La gastronomía boliviana continúa conquistando nuevos escenarios internacionales. Un restaurante boliviano ubicado en Brooklyn, Nueva York, destaca entre las recomendaciones gastronómicas de la Guía Michelin, poniendo en valor uno de los platos más representativos del país: la salteña.
Michelin resaltó las salteñas del restaurante, calificándolas como “excepcionales” por sus hojas de masa cuidadosamente selladas y sus rellenos ricos y caldosos de pollo o carne de res, acompañados de huevo duro y la tradicional salsa picante llajua.
El reconocimiento representa una nueva oportunidad para visibilizar la riqueza y diversidad de la cocina boliviana en uno de los principales escenarios gastronómicos del mundo.
La historia del restaurante refleja también el potencial de los emprendimientos gastronómicos bolivianos para crecer y proyectarse internacionalmente. Sus fundadores iniciaron su recorrido en el sector gastronómico en Brooklyn en 2018 y, posteriormente, consolidaron la apertura del restaurante en 2020.
Desde entonces, la propuesta ha contribuido a acercar los sabores bolivianos al público neoyorquino, incorporando preparaciones tradicionales que mantienen su esencia y conectan con las raíces culturales del país.
El reconocimiento de Michelin pone nuevamente en el mapa internacional a la gastronomía boliviana y a sus emprendimientos, demostrando cómo productos y recetas tradicionales pueden convertirse en una propuesta gastronómica con capacidad de atraer nuevos públicos y generar oportunidades de posicionamiento para Bolivia.

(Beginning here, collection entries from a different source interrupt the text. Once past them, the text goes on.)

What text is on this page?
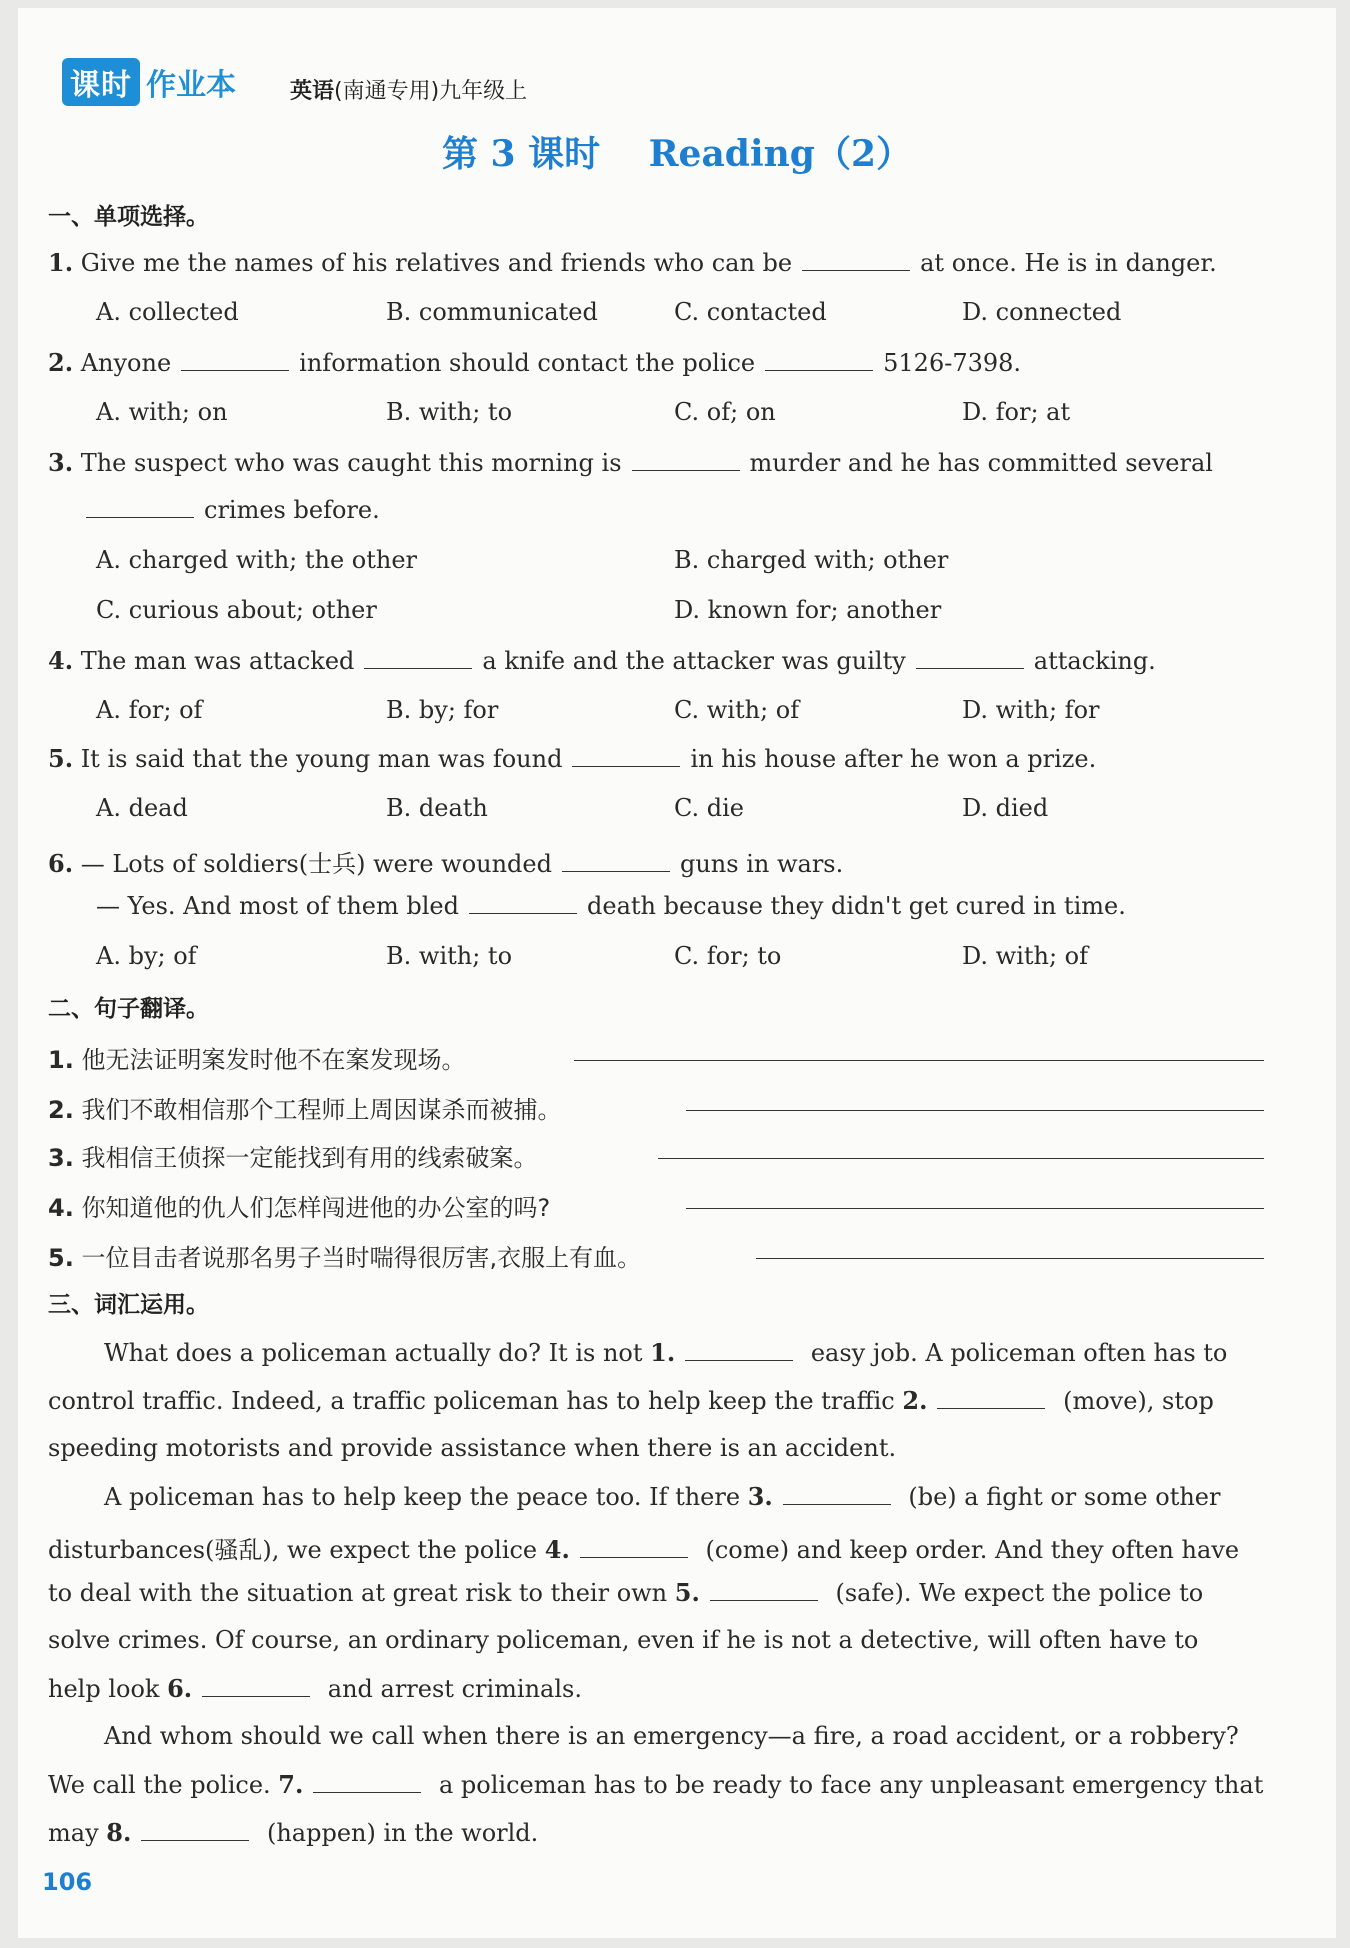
课时 作业本 英语(南通专用)九年级上
第 3 课时　 Reading（2）
一、单项选择。
1. Give me the names of his relatives and friends who can be	at once. He is in danger.
A. collected	B. communicated	C. contacted	D. connected
2. Anyone	information should contact the police	5126-7398.
A. with; on	B. with; to	C. of; on	D. for; at
3. The suspect who was caught this morning is	murder and he has committed several
crimes before.
A. charged with; the other	B. charged with; other
C. curious about; other	D. known for; another
4. The man was attacked	a knife and the attacker was guilty	attacking.
A. for; of	B. by; for	C. with; of	D. with; for
5. It is said that the young man was found	in his house after he won a prize.
A. dead	B. death	C. die	D. died
6. — Lots of soldiers(士兵) were wounded	guns in wars.
— Yes. And most of them bled	death because they didn't get cured in time.
A. by; of	B. with; to	C. for; to	D. with; of
二、句子翻译。
1. 他无法证明案发时他不在案发现场。
2. 我们不敢相信那个工程师上周因谋杀而被捕。
3. 我相信王侦探一定能找到有用的线索破案。
4. 你知道他的仇人们怎样闯进他的办公室的吗?
5. 一位目击者说那名男子当时喘得很厉害,衣服上有血。
三、词汇运用。
What does a policeman actually do? It is not 1.	easy job. A policeman often has to
control traffic. Indeed, a traffic policeman has to help keep the traffic 2.	(move), stop
speeding motorists and provide assistance when there is an accident.
A policeman has to help keep the peace too. If there 3.	(be) a fight or some other
disturbances(骚乱), we expect the police 4.	(come) and keep order. And they often have
to deal with the situation at great risk to their own 5.	(safe). We expect the police to
solve crimes. Of course, an ordinary policeman, even if he is not a detective, will often have to
help look 6.	and arrest criminals.
And whom should we call when there is an emergency—a fire, a road accident, or a robbery?
We call the police. 7.	a policeman has to be ready to face any unpleasant emergency that
may 8.	(happen) in the world.
106
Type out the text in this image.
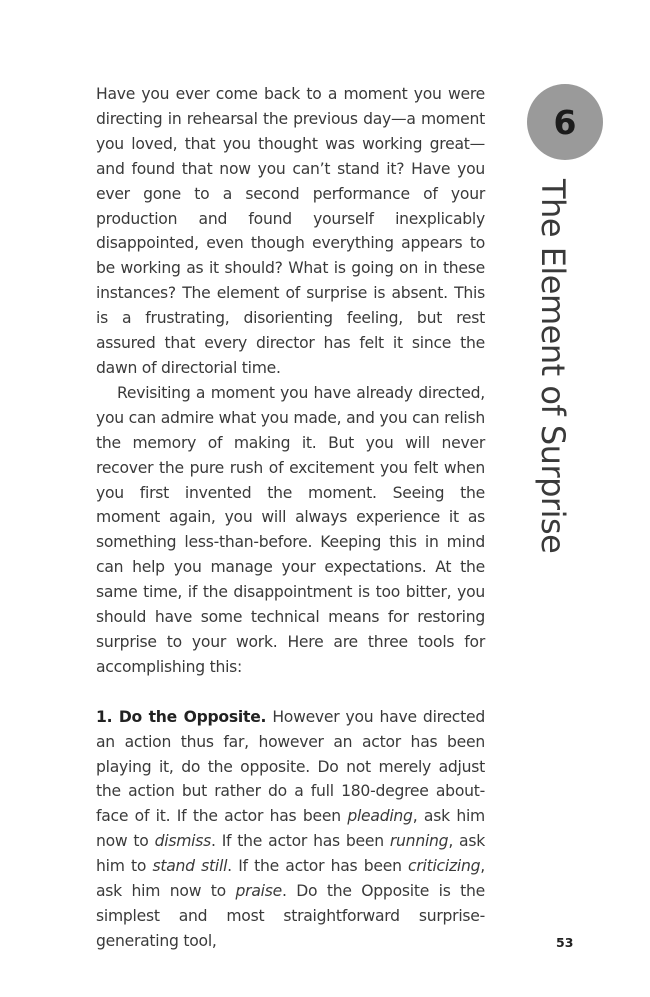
Have you ever come back to a moment you were directing in rehearsal the previous day—a moment you loved, that you thought was working great—and found that now you can’t stand it? Have you ever gone to a second performance of your production and found yourself inexplicably disappointed, even though everything appears to be working as it should? What is going on in these instances? The element of surprise is absent. This is a frustrating, disorienting feeling, but rest assured that every director has felt it since the dawn of directorial time.

Revisiting a moment you have already directed, you can admire what you made, and you can relish the memory of making it. But you will never recover the pure rush of excitement you felt when you first invented the moment. Seeing the moment again, you will always experience it as something less-than-before. Keeping this in mind can help you manage your expectations. At the same time, if the disappointment is too bitter, you should have some technical means for restoring surprise to your work. Here are three tools for accomplishing this:

1. Do the Opposite. However you have directed an action thus far, however an actor has been playing it, do the opposite. Do not merely adjust the action but rather do a full 180-degree about-face of it. If the actor has been pleading, ask him now to dismiss. If the actor has been running, ask him to stand still. If the actor has been criticizing, ask him now to praise. Do the Opposite is the simplest and most straightforward surprise-generating tool,

6
The Element of Surprise
53
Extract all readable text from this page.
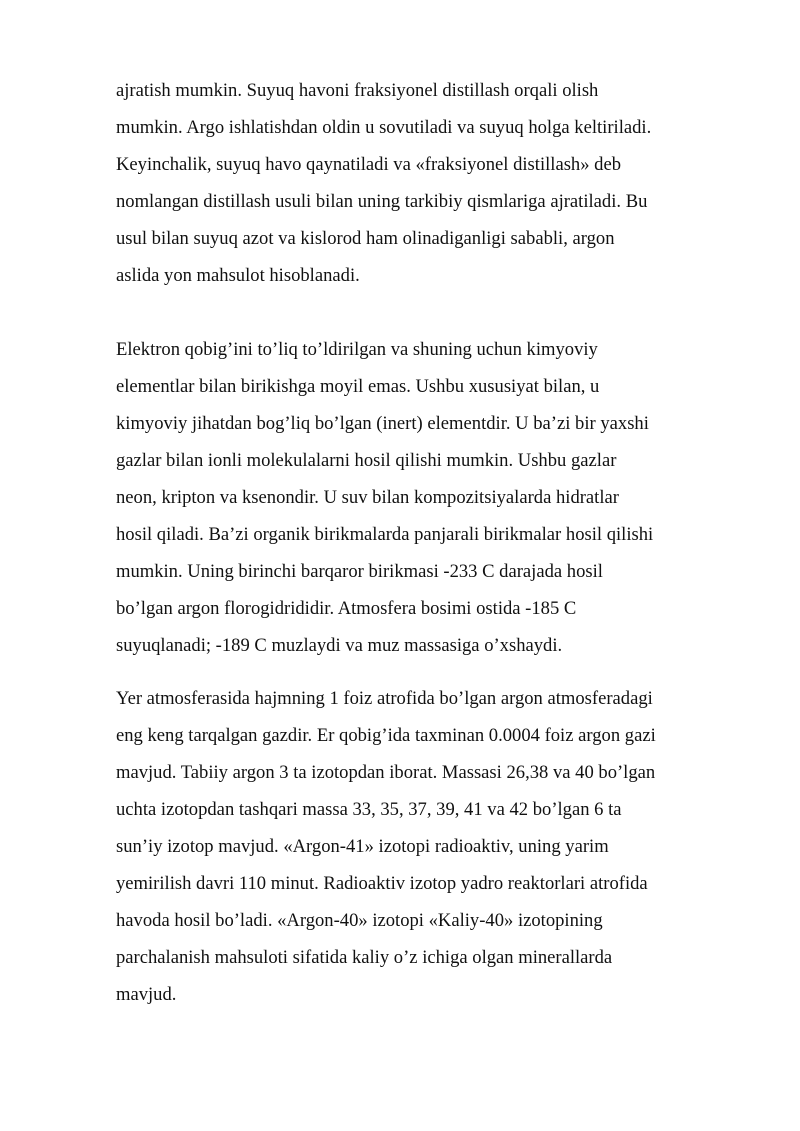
ajratish mumkin. Suyuq havoni fraksiyonel distillash orqali olish
mumkin. Argo ishlatishdan oldin u sovutiladi va suyuq holga keltiriladi.
Keyinchalik, suyuq havo qaynatiladi va «fraksiyonel distillash» deb
nomlangan distillash usuli bilan uning tarkibiy qismlariga ajratiladi. Bu
usul bilan suyuq azot va kislorod ham olinadiganligi sababli, argon
aslida yon mahsulot hisoblanadi.

Elektron qobig’ini to’liq to’ldirilgan va shuning uchun kimyoviy
elementlar bilan birikishga moyil emas. Ushbu xususiyat bilan, u
kimyoviy jihatdan bog’liq bo’lgan (inert) elementdir. U ba’zi bir yaxshi
gazlar bilan ionli molekulalarni hosil qilishi mumkin. Ushbu gazlar
neon, kripton va ksenondir. U suv bilan kompozitsiyalarda hidratlar
hosil qiladi. Ba’zi organik birikmalarda panjarali birikmalar hosil qilishi
mumkin. Uning birinchi barqaror birikmasi -233 C darajada hosil
bo’lgan argon florogidrididir. Atmosfera bosimi ostida -185 C
suyuqlanadi; -189 C muzlaydi va muz massasiga o’xshaydi.

Yer atmosferasida hajmning 1 foiz atrofida bo’lgan argon atmosferadagi
eng keng tarqalgan gazdir. Er qobig’ida taxminan 0.0004 foiz argon gazi
mavjud. Tabiiy argon 3 ta izotopdan iborat. Massasi 26,38 va 40 bo’lgan
uchta izotopdan tashqari massa 33, 35, 37, 39, 41 va 42 bo’lgan 6 ta
sun’iy izotop mavjud. «Argon-41» izotopi radioaktiv, uning yarim
yemirilish davri 110 minut. Radioaktiv izotop yadro reaktorlari atrofida
havoda hosil bo’ladi. «Argon-40» izotopi «Kaliy-40» izotopining
parchalanish mahsuloti sifatida kaliy o’z ichiga olgan minerallarda
mavjud.
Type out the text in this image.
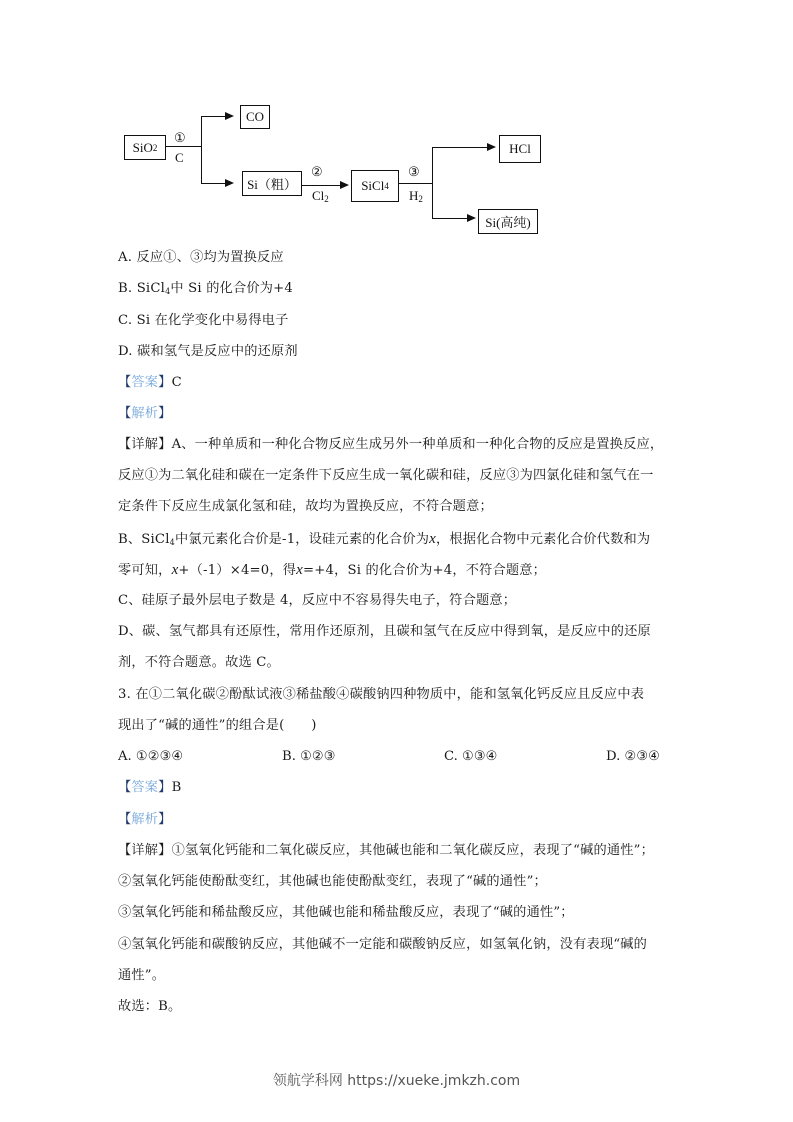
SiO 2
①
C
CO
Si（粗）
②
$Cl_2$
SiCl 4
③
$H_2$
HCl
Si(高纯)
A. 反应①、③均为置换反应
B. SiCl4中 Si 的化合价为+4
C. Si 在化学变化中易得电子
D. 碳和氢气是反应中的还原剂
【答案】C
【解析】
【详解】A、一种单质和一种化合物反应生成另外一种单质和一种化合物的反应是置换反应，
反应①为二氧化硅和碳在一定条件下反应生成一氧化碳和硅，反应③为四氯化硅和氢气在一
定条件下反应生成氯化氢和硅，故均为置换反应，不符合题意；
B、SiCl4中氯元素化合价是-1，设硅元素的化合价为x，根据化合物中元素化合价代数和为
零可知，x+（-1）×4=0，得x=+4，Si 的化合价为+4，不符合题意；
C、硅原子最外层电子数是 4，反应中不容易得失电子，符合题意；
D、碳、氢气都具有还原性，常用作还原剂，且碳和氢气在反应中得到氧，是反应中的还原
剂，不符合题意。故选 C。
3. 在①二氧化碳②酚酞试液③稀盐酸④碳酸钠四种物质中，能和氢氧化钙反应且反应中表
现出了“碱的通性”的组合是(　　)
A. ①②③④	B. ①②③	C. ①③④	D. ②③④
【答案】B
【解析】
【详解】①氢氧化钙能和二氧化碳反应，其他碱也能和二氧化碳反应，表现了“碱的通性”；
②氢氧化钙能使酚酞变红，其他碱也能使酚酞变红，表现了“碱的通性”；
③氢氧化钙能和稀盐酸反应，其他碱也能和稀盐酸反应，表现了“碱的通性”；
④氢氧化钙能和碳酸钠反应，其他碱不一定能和碳酸钠反应，如氢氧化钠，没有表现“碱的
通性”。
故选：B。
领航学科网 https://xueke.jmkzh.com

La presencia de la salteña en las recomendaciones de una de las guías gastronómicas más reconocidas del mundo representa una oportunidad para fortalecer el turismo gastronómico, la identidad cultural y el emprendimiento culinario boliviano.
Este tipo de reconocimientos contribuye a proyectar los sabores nacionales más allá de las fronteras y demuestra que la gastronomía puede convertirse en una herramienta para contar la historia de Bolivia, generar conexiones culturales y abrir nuevas oportunidades para los emprendedores que apuestan por llevar la cocina nacional al mundo.